Overseas action sits within international law. The Government’s March 2026 legal position on Iranian regional attacks invoked the collective self defence of allies under Article 51 of the UN Charter, subject to necessity and proportionality and Security Council notification.[14] Once in armed conflict, drones attract no special category: they are governed by the ordinary rules of distinction, proportionality and precaution applicable to all weapons.[22]

4.  Recommendations

The Government should replace the 2019 strategy with a new instrument covering the whole of government.

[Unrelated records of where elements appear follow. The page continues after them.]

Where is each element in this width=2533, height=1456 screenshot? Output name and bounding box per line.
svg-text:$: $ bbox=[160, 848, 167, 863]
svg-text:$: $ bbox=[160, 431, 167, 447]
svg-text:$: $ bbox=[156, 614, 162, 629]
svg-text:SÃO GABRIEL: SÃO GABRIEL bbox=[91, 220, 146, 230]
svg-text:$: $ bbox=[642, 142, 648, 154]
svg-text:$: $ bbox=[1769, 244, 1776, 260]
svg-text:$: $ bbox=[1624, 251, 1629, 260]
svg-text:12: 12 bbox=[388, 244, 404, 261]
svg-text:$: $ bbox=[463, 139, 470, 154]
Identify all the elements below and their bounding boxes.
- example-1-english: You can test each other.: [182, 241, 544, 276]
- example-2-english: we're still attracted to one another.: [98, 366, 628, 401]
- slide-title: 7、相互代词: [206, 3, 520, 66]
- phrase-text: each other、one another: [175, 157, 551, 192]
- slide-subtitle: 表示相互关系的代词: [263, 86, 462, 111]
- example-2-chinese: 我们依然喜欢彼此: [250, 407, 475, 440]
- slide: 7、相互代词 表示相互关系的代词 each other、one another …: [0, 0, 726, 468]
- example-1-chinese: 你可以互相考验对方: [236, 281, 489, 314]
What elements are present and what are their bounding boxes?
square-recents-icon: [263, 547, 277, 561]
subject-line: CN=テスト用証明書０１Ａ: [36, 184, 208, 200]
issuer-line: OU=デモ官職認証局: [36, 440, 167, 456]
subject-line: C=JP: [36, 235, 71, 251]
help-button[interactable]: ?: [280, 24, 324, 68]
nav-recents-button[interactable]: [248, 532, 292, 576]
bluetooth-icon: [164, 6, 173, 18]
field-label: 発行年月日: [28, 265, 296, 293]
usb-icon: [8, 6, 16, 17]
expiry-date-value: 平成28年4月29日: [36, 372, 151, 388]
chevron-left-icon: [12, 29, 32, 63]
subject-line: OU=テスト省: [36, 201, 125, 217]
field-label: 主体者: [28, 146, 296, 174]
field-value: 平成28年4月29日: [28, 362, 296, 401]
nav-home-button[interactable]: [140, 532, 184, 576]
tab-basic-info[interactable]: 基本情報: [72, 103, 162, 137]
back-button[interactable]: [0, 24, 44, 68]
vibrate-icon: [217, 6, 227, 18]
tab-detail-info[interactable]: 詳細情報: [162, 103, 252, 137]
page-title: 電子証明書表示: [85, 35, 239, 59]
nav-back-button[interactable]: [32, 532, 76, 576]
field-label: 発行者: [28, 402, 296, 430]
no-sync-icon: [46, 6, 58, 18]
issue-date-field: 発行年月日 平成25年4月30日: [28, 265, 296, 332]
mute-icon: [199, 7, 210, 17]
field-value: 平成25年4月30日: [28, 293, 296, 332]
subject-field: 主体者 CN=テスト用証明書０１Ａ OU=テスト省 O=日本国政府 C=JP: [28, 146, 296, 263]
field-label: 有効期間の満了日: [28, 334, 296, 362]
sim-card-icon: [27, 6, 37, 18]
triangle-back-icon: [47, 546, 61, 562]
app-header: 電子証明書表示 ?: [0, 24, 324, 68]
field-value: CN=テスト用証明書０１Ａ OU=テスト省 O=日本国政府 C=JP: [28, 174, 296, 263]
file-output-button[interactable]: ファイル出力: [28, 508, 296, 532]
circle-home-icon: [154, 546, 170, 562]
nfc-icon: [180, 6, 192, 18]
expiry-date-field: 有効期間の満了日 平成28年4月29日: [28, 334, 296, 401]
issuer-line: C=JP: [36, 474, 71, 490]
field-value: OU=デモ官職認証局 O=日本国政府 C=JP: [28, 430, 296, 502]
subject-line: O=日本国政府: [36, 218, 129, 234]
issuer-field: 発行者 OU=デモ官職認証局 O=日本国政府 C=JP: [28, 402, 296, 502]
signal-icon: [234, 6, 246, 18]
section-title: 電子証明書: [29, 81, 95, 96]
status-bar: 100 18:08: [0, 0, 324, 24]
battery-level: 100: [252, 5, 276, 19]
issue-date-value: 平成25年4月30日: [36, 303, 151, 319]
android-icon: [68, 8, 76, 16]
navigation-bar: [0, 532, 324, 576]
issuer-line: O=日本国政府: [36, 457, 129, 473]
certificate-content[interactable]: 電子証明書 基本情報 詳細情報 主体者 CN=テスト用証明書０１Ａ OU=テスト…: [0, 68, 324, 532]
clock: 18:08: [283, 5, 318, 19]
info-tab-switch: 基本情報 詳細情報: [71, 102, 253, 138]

Five propositions should anchor it:

  1. Integrate, do not append. A single Counter Uncrewed Systems and Air Threat Resilience Strategy spanning the Home Office, MoD, Cabinet Office resilience, CAA, Ofcom, NPSA, the intelligence community, prisons and CNI operators, aligned to NATO’s integrated air and missile defence framework.[16]
  2. Consolidate the law. A statutory code (or, at minimum, statutory guidance) defining who may detect, disrupt and defeat uncrewed systems, where, against which threat category, under what authorisation, with what recording and what review after an incident — differentiating urban areas, prisons, airports, defence sites and overseas operations.
  3. Adopt a layered baseline that is alert to cost. Use NPSA’s site specific, threat informed model as the national spine,[23] plugging into a wider air and missile defence architecture for higher end threats, and prioritising defeat options that are low in collateral, deep in magazine and economically rational. A missile fired at every cheap drone is not a strategy; it is a budgetary confession.
  4. Treat industry and export control as readiness. Link procurement, export licensing, sanctions intelligence and sovereign industrial strategy, with secure by design and open architecture requirements across C-UAS procurement. A state that cannot source the components of its own counter drone systems is not strategically autonomous.
  5. Compliance and oversight by design. Require a written legal basis, data minimisation, retention limits and human oversight for every C-UAS deployment by a public authority; subject identification by AI to documented necessity and a review of error rates; and provide Parliament an annual ministerial statement on C-UAS powers, deployments, tests, safety incidents, rights compliance and lessons learned, with NPSA and the ICO involved where domestic surveillance is concerned.

5.  Conclusion

None of this discards the 2019 strategy’s best inheritance; its insistence on layered intervention over an optimism founded on gadgets, an instinct NPSA’s later guidance has only reinforced.[5] The task is not to repudiate 2019 but to lift its sound protective security spine into an architecture wide enough for the threat that now exists: a spectrum of low cost, autonomous and electronically contested uncrewed systems, ranging from nuisance to war. The 2019 strategy answered the question of its decade. It is time to ask the question of this one.